On June 21 an unknown group of hackers managed to launch a DDoS attack on Polish airline LOT’s air traffic planning system, grounding an estimated 1,400 passengers at Frederic Chopin airport in Warsaw and cancelling 10 flights. The airline was unable to create new flight plans and therefore no flights were able to depart. A DDoS attack is one in which a computer or server is bombarded with “requests” and becomes overloaded, crippling the system entirely.
The airline underlined that the attack did not affect flights that were landing or currently in the air. This was not an attack on the systems on the plane but rather the computers that create the flight plans. LOT warned that this could potentially happen to other airlines.
The interesting twist in the story is that usually DDoS attacks are carried out on a public website. However, the LOT flight plan system doesn’t have one–the attack was directed at their system. Not much is known yet about who carried out the attack or how it specifically happened. It could even have been a mistake, however it seems more likely that this was intentional.
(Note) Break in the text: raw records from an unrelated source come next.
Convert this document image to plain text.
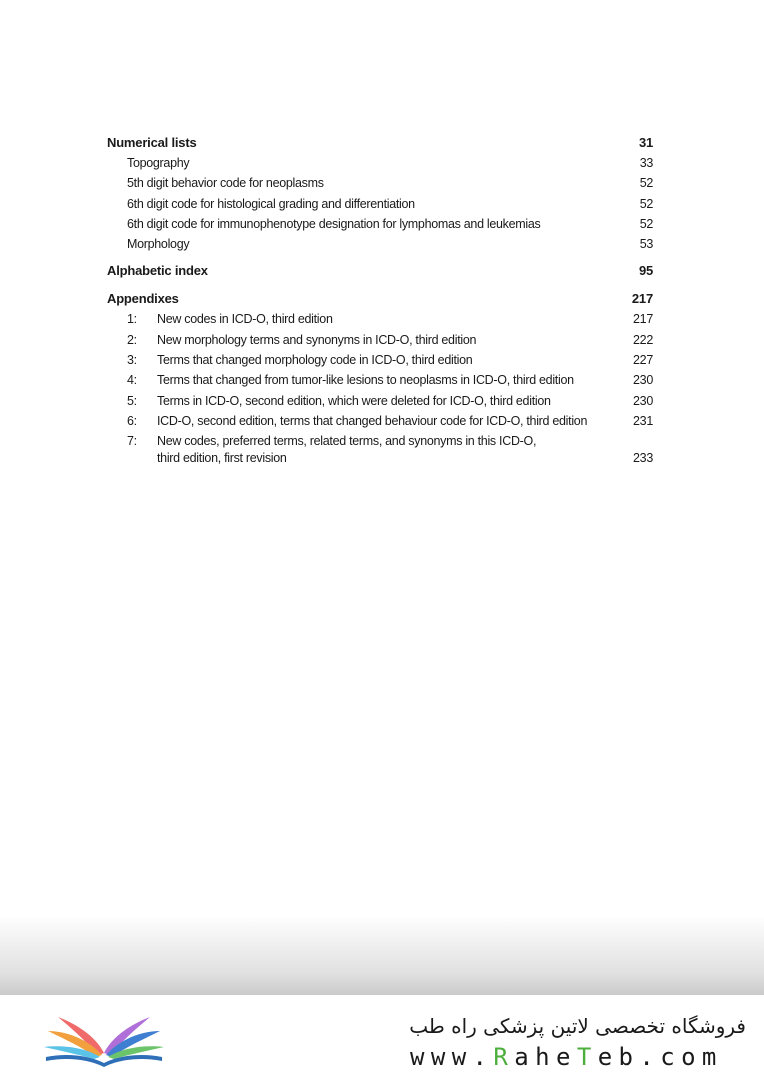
Numerical lists	31
Topography	33
5th digit behavior code for neoplasms	52
6th digit code for histological grading and differentiation	52
6th digit code for immunophenotype designation for lymphomas and leukemias	52
Morphology	53
Alphabetic index	95
Appendixes	217
1:	New codes in ICD-O, third edition	217
2:	New morphology terms and synonyms in ICD-O, third edition	222
3:	Terms that changed morphology code in ICD-O, third edition	227
4:	Terms that changed from tumor-like lesions to neoplasms in ICD-O, third edition	230
5:	Terms in ICD-O, second edition, which were deleted for ICD-O, third edition	230
6:	ICD-O, second edition, terms that changed behaviour code for ICD-O, third edition	231
7:	New codes, preferred terms, related terms, and synonyms in this ICD-O,
third edition, first revision	233
فروشگاه تخصصی لاتین پزشکی راه طب
www.RaheTeb.com
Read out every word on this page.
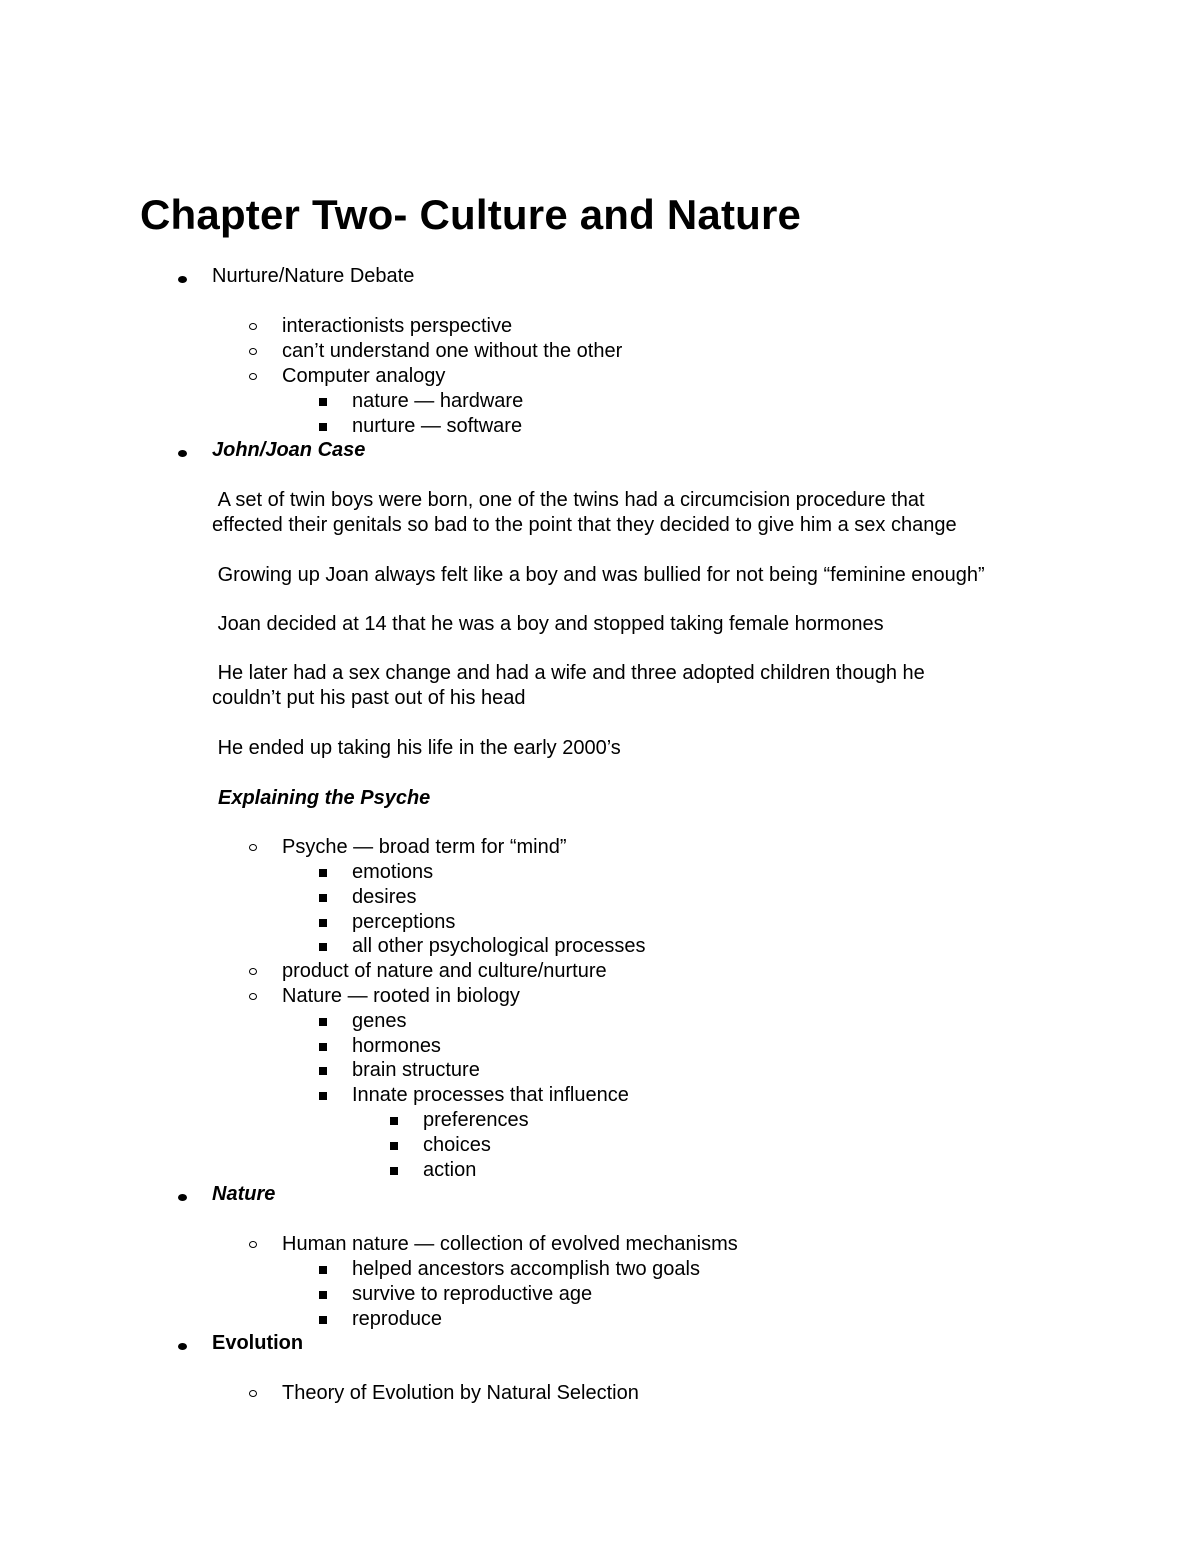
Chapter Two- Culture and Nature
Nurture/Nature Debate
interactionists perspective
can’t understand one without the other
Computer analogy
nature — hardware
nurture — software
John/Joan Case
A set of twin boys were born, one of the twins had a circumcision procedure that
effected their genitals so bad to the point that they decided to give him a sex change
Growing up Joan always felt like a boy and was bullied for not being “feminine enough”
Joan decided at 14 that he was a boy and stopped taking female hormones
He later had a sex change and had a wife and three adopted children though he
couldn’t put his past out of his head
He ended up taking his life in the early 2000’s
Explaining the Psyche
Psyche — broad term for “mind”
emotions
desires
perceptions
all other psychological processes
product of nature and culture/nurture
Nature — rooted in biology
genes
hormones
brain structure
Innate processes that influence
preferences
choices
action
Nature
Human nature — collection of evolved mechanisms
helped ancestors accomplish two goals
survive to reproductive age
reproduce
Evolution
Theory of Evolution by Natural Selection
As planes and air travel become more and more connected to the internet, security questions and concerns have been rising. LOT executives stress that they use state of the art computer systems, and that this is a threat that could happen to any airline at any time. They made a point to aim for further investigation on the matter.
Could the computers of an airplane be accessed, however? An article by CNN states that “hundreds of planes flying commercially today could be vulnerable to having their onboard computers hacked and remotely taken over by someone using the plane’s passenger Wi-Fi network, or even by someone on the ground,” according to a Government Accountability Office report. The government watchdog group states that vulnerable planes include Boeing 787 Dreamliner, the Airbus A350 and A380 aircraft. They all have advanced cockpits that are also connected in some way to the plane’s onboard WiFi. Hackers could potentially access the cockpit controls through the WiFi connection and commandeer the aircraft, install viruses, or cause the onboard controls to malfunction. Boeing insists that there are redundancy systems in place and that the plane controls are separate from other systems on the plane. There are also features built in that would allow pilots to correct any errors or problems.
However, given the various feats we’ve seen from hackers in the past few years, it’s a scary prospect and one that should be carefully looked into.